Initialization and batch normalization

surojit_sengupta · November 27, 2018, 12:28pm

Hello Moderators,

Do we use any of the initialization techniques for weights like Glorot, He et al.; along with batch normalization in practice? or it’s a case of choosing either one?

Regards

vabh · November 27, 2018, 3:45pm

Hi,

The reference ResNet implementation uses the initialisation strategy from He et al. and it’s a network with batch norm layers.

github.com

pytorch/vision/blob/master/torchvision/models/resnet.py#L118


    self.maxpool = nn.MaxPool2d(kernel_size=3, stride=2, padding=1)
    self.layer1 = self._make_layer(block, 64, layers[0])
    self.layer2 = self._make_layer(block, 128, layers[1], stride=2)
    self.layer3 = self._make_layer(block, 256, layers[2], stride=2)
    self.layer4 = self._make_layer(block, 512, layers[3], stride=2)
    self.avgpool = nn.AdaptiveAvgPool2d((1, 1))
    self.fc = nn.Linear(512 * block.expansion, num_classes)
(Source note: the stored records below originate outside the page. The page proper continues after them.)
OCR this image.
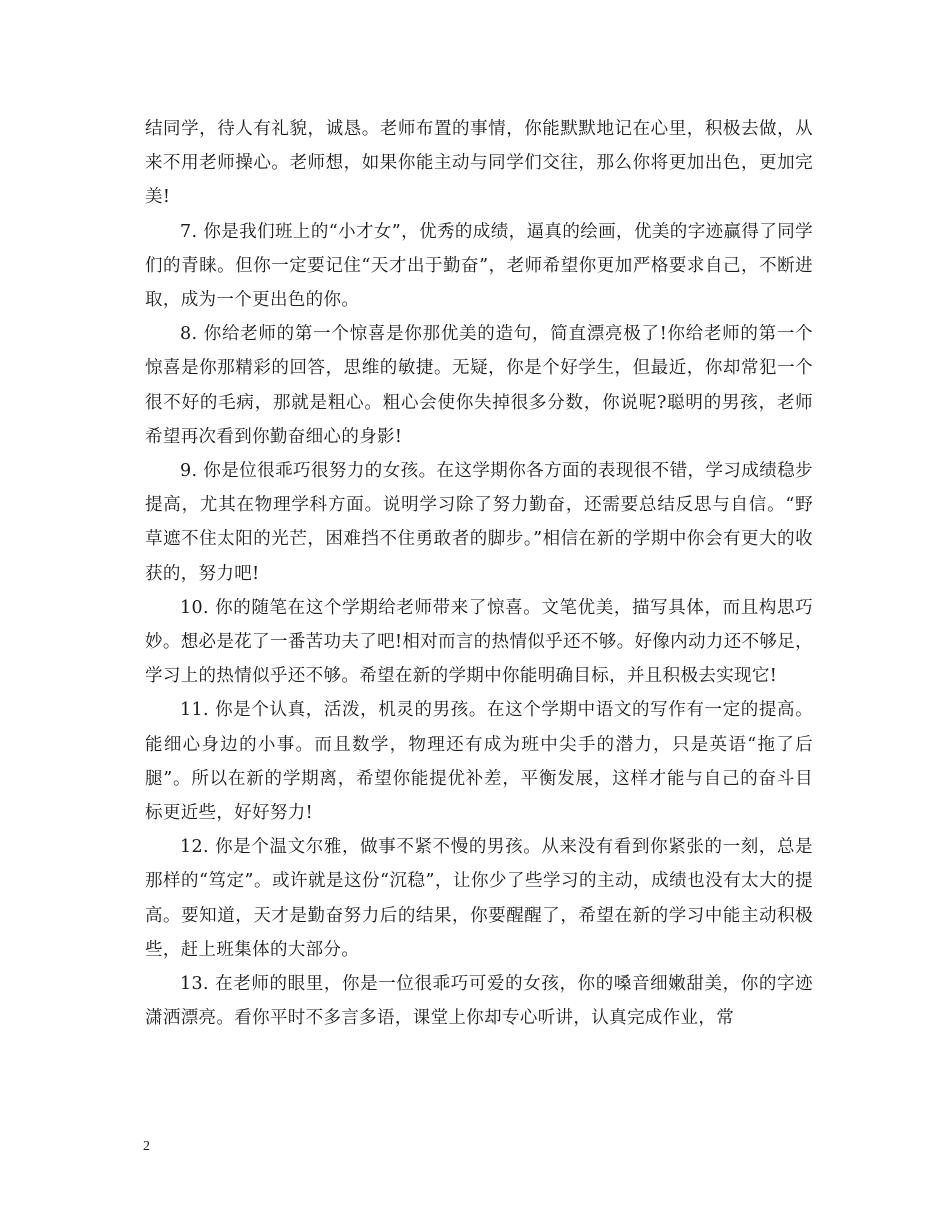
结同学，待人有礼貌，诚恳。老师布置的事情，你能默默地记在心里，积极去做，从来不用老师操心。老师想，如果你能主动与同学们交往，那么你将更加出色，更加完美!

7. 你是我们班上的“小才女”，优秀的成绩，逼真的绘画，优美的字迹赢得了同学们的青睐。但你一定要记住“天才出于勤奋”，老师希望你更加严格要求自己，不断进取，成为一个更出色的你。

8. 你给老师的第一个惊喜是你那优美的造句，简直漂亮极了!你给老师的第一个惊喜是你那精彩的回答，思维的敏捷。无疑，你是个好学生，但最近，你却常犯一个很不好的毛病，那就是粗心。粗心会使你失掉很多分数，你说呢?聪明的男孩，老师希望再次看到你勤奋细心的身影!

9. 你是位很乖巧很努力的女孩。在这学期你各方面的表现很不错，学习成绩稳步提高，尤其在物理学科方面。说明学习除了努力勤奋，还需要总结反思与自信。“野草遮不住太阳的光芒，困难挡不住勇敢者的脚步。”相信在新的学期中你会有更大的收获的，努力吧!

10. 你的随笔在这个学期给老师带来了惊喜。文笔优美，描写具体，而且构思巧妙。想必是花了一番苦功夫了吧!相对而言的热情似乎还不够。好像内动力还不够足，学习上的热情似乎还不够。希望在新的学期中你能明确目标，并且积极去实现它!

11. 你是个认真，活泼，机灵的男孩。在这个学期中语文的写作有一定的提高。能细心身边的小事。而且数学，物理还有成为班中尖手的潜力，只是英语“拖了后腿”。所以在新的学期离，希望你能提优补差，平衡发展，这样才能与自己的奋斗目标更近些，好好努力!

12. 你是个温文尔雅，做事不紧不慢的男孩。从来没有看到你紧张的一刻，总是那样的“笃定”。或许就是这份“沉稳”，让你少了些学习的主动，成绩也没有太大的提高。要知道，天才是勤奋努力后的结果，你要醒醒了，希望在新的学习中能主动积极些，赶上班集体的大部分。

13. 在老师的眼里，你是一位很乖巧可爱的女孩，你的嗓音细嫩甜美，你的字迹潇洒漂亮。看你平时不多言多语，课堂上你却专心听讲，认真完成作业，常

2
    for m in self.modules():
        if isinstance(m, nn.Conv2d):
            nn.init.kaiming_normal_(m.weight, mode='fan_out', nonlinearity='relu')
        elif isinstance(m, nn.BatchNorm2d):
            nn.init.constant_(m.weight, 1)
            nn.init.constant_(m.bias, 0)


def _make_layer(self, block, planes, blocks, stride=1):
    downsample = None
    if stride != 1 or self.inplanes != planes * block.expansion:
        downsample = nn.Sequential(
            conv1x1(self.inplanes, planes * block.expansion, stride),
            nn.BatchNorm2d(planes * block.expansion),

Hmrishav_Bandyopadhy · July 26, 2020, 2:32am

Hi,
Sorry for opening up this old thread. Can you please explain why initialization is necessary when we are using batch normalization? Batch normalization seems to normalize along the batches and reduces the problem of the “Mean length scale in final layer” as described in How to Start Training:The Effect of Initialization and Architecture by Hanin and Rolnick. Also, by intuition, batch norm should actually reduce the mean to zero and standard deviation to one before the layer output is fed to later layers. As such, this should prevent any kind of slowing down due to zigzagging as described in Efficient Backprop by LeCun

blade · September 30, 2020, 5:12pm

There are still a shift and scale parameter applied to the normalized mini-batch input. These parameters are learned in the Batch normalization layer.

Hmrishav_Bandyopadhy · September 30, 2020, 6:23pm

Ok but batch norm actually has a flag that can be set to false in order to avoid getting the shift and scale values. If we use that, then?